The question incites a wave of chatter among the women. They respond in both Bora and Spanish.
“It´s red, green and white!”
“It has stripes!”
“It´s poisonous!”
“When it bites you, you die!”
“I have seen one!”
“I will draw it on the chalkboard!”

Yes, every comment does indeed deserve an exclamation point. These 14 women are psyched. Even the children clinging to their arms and legs are wide-eyed and giggling. A few curious men peak their heads through the window.

The women draw ten snake designs on the chalkboard. The group then chooses the six snake patterns that they like best. In teams of two or three, the artisans brainstorm how to make belts using these designs.

Each woman clutches a bundle of chambira fiber. As soon as Campbell hands them a belt buckle, they grab their chambira and start weaving.

* * *

A chambira belt begins in the forest. The chambira tree is made up of six to ten stems that sprout from its base, each about the thickness of a soda can. A few stories up, the stems curve under the weight of crescent leaves. If you cut down any of these stems, the tree will die.

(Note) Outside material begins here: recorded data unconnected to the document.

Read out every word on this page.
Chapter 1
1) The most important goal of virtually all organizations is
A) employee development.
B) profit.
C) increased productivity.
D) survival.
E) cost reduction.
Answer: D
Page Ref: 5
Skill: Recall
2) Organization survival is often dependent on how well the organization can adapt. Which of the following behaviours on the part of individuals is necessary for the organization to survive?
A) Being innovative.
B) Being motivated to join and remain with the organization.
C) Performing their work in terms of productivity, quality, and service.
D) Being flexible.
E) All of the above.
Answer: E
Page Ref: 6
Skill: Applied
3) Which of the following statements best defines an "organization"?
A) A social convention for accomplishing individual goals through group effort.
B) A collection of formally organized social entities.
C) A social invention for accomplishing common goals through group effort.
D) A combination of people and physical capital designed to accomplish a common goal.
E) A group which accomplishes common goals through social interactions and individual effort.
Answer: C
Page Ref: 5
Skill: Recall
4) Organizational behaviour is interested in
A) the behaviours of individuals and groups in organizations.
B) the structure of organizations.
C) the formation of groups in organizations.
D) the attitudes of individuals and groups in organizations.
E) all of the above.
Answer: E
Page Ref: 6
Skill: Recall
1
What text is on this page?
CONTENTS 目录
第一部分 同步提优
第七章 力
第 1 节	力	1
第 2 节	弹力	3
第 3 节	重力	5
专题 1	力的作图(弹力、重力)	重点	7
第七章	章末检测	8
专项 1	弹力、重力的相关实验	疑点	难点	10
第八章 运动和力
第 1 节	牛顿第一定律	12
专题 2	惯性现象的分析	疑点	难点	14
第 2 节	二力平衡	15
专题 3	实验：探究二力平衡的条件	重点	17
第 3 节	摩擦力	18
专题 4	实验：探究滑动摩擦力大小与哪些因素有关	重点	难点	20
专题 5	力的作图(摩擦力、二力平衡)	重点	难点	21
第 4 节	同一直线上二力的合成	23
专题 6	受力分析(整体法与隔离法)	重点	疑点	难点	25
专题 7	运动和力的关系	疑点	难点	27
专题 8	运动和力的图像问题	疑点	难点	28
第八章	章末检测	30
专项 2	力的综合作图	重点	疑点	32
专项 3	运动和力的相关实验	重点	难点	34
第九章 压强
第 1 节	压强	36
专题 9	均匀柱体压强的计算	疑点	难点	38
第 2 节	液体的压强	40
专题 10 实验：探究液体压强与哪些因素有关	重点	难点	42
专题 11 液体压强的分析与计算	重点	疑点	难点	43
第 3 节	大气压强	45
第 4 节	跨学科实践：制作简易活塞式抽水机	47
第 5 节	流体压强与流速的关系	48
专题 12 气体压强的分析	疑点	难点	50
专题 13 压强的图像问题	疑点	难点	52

But there is an exception. The stem in the center of the bundle is leafless. It points up like a spear daring to pierce through the sky.

Step one of making a chambira belt is to cut down this spear. In four months, the spear will grow back, and you can then cut it down again.

Step two: Hold one end of the spear and shake. The brown cylinder splits apart into dozens of yellow and green strips. They look like linguine drenched in pesto. Each strip is made up of a soft tissue and a hard cord.

Step three: Strip the soft tissue. But don´t throw away the hard cord -- you can use it to construct fences.

Step four: Dry the soft tissue in the sun for two to three days.

Step five: Dye the chambira with a plant of your choice. If you want yellow, add some guisador to a pot of chambira and water. Boil for three minutes. Red? Throw in some achiote seeds. Purple? A bit of mishipanga. You get the idea – Every color has a corresponding plant. If you are Bora, it probably grows in your garden.

Step six: Dry your chambira fiber, again.

Step seven: Twist the chambira fibers by rubbing each thread against your thigh. If you have hair on your thigh, you will soon lose it.

Finally: Grab your bundle and weave.


As they weave, some of the women grip the ends of the chambira fiber with their big toes. Others fasten their chambira to nails that their husbands pound into either a loose board or the living room floor.

The artisans finish their belts in a few days. The women, Campbell and I evaluate each belt together. Some are too skinny, and some are too long. Some are not strong enough, and some are perfect.

I learn a new set of Spanish vocabulary that I will probably never use again, like “pasador,” which is the loop next to the buckle on a belt.

By the next day, the snakes grow longer, fatter and stronger. They are stunning.

I coil the snakes up and pack them away. They´re ready to travel up north to a faraway land, and to be showcased in the Amazon Forest Store.